En cette fin d’année scolaire, nombre de personnes (séparées) se posent la question du déménagement, et de ses conséquences sur la fixation de la résidence de l’enfant, et de l’inscription dans une nouvelle école ! L’inquiétude monte lorsque l’on consulte Google (non, Google n’est pas votre ami sur ces points, tout simplement car votre situation est unique, pas un seul dossier n’est similaire quand il s’agit de parler d’enfant et de fixation de leur résidence chez l’un des parents) et qu’on lit avec effroi que le parent qui déménage perd systématiquement la garde de son enfant.
Les choses sont bien plus complexes que cela, et sont à adapter à chaque cas.
Nombre de critères vont rentrer en compte (déménagement de complaisance, pour raisons professionnelles, financières, pour rejoindre un nouveau conjoint, déménagement fait sans en avertir l’autre parent, en péril de ses droits, ou déménagement anticipé avec saisine du juge aux affaires familiales en amont afin de conserver un équilibre, environnement, pratique antérieure, etc) mais également l’aléa judiciaire !
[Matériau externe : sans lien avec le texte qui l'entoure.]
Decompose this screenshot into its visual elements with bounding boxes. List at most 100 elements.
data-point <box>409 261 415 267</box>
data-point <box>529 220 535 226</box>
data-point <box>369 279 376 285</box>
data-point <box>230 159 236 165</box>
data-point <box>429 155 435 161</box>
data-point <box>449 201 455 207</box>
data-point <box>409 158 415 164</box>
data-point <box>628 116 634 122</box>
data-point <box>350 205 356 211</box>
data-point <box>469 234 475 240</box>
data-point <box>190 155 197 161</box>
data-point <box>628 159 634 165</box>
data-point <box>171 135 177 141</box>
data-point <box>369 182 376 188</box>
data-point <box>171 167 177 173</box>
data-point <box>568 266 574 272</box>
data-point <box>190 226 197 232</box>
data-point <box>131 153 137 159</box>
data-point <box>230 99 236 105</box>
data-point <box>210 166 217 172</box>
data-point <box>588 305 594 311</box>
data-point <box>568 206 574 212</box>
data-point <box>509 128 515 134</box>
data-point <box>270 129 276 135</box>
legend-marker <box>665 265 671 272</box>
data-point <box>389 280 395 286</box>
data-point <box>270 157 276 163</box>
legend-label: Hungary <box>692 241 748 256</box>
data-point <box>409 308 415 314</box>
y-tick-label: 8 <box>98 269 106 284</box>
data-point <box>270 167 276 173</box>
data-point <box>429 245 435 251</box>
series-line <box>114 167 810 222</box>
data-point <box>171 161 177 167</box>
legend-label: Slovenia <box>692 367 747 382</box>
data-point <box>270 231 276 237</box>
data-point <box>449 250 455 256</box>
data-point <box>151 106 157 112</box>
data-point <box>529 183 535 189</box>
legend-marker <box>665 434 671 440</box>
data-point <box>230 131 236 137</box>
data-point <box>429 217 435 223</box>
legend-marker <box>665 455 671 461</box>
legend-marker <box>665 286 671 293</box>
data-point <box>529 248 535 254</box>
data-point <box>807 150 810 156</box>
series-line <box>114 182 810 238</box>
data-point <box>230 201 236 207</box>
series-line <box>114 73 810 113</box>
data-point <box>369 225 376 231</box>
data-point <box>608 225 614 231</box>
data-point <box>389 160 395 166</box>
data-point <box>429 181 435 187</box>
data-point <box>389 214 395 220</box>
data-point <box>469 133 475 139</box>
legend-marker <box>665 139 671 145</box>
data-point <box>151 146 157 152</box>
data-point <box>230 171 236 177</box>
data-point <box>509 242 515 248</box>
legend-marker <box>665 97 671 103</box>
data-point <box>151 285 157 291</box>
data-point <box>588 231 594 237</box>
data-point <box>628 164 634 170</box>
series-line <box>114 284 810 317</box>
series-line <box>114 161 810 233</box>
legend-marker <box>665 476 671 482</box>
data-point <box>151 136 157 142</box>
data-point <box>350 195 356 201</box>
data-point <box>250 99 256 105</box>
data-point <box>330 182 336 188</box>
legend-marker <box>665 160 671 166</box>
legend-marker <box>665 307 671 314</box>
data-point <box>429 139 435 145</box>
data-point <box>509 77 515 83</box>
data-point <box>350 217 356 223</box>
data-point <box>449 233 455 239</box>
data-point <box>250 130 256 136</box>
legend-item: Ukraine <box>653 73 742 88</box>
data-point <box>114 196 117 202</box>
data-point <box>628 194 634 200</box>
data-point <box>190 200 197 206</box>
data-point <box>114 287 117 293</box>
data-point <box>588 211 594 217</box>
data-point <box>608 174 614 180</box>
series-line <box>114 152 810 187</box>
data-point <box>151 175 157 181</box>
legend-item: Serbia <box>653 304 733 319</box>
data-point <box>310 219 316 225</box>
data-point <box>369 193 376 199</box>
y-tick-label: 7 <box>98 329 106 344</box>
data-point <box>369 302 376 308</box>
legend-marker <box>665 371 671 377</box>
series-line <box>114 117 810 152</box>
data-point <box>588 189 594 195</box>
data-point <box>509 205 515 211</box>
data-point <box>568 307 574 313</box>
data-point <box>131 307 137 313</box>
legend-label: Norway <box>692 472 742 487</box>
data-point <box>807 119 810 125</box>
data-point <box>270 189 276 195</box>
Toujours est-il il que nombre de questionnements gravitent autour de cette question du déménagement et de la garde des enfants, d’autant plus lorsque nous arrivons en fin d’année scolaire et que le parent qui souhaite déménager doit anticiper une inscription dans un nouvel établissement scolaire.
Le problème se pose en réalité uniquement quand le parent qui part bénéficie de la résidence exclusive de l’enfant avec un droit de visite et d’hébergement pour l’autre parent, ou lorsqu’une résidence alternée était en place.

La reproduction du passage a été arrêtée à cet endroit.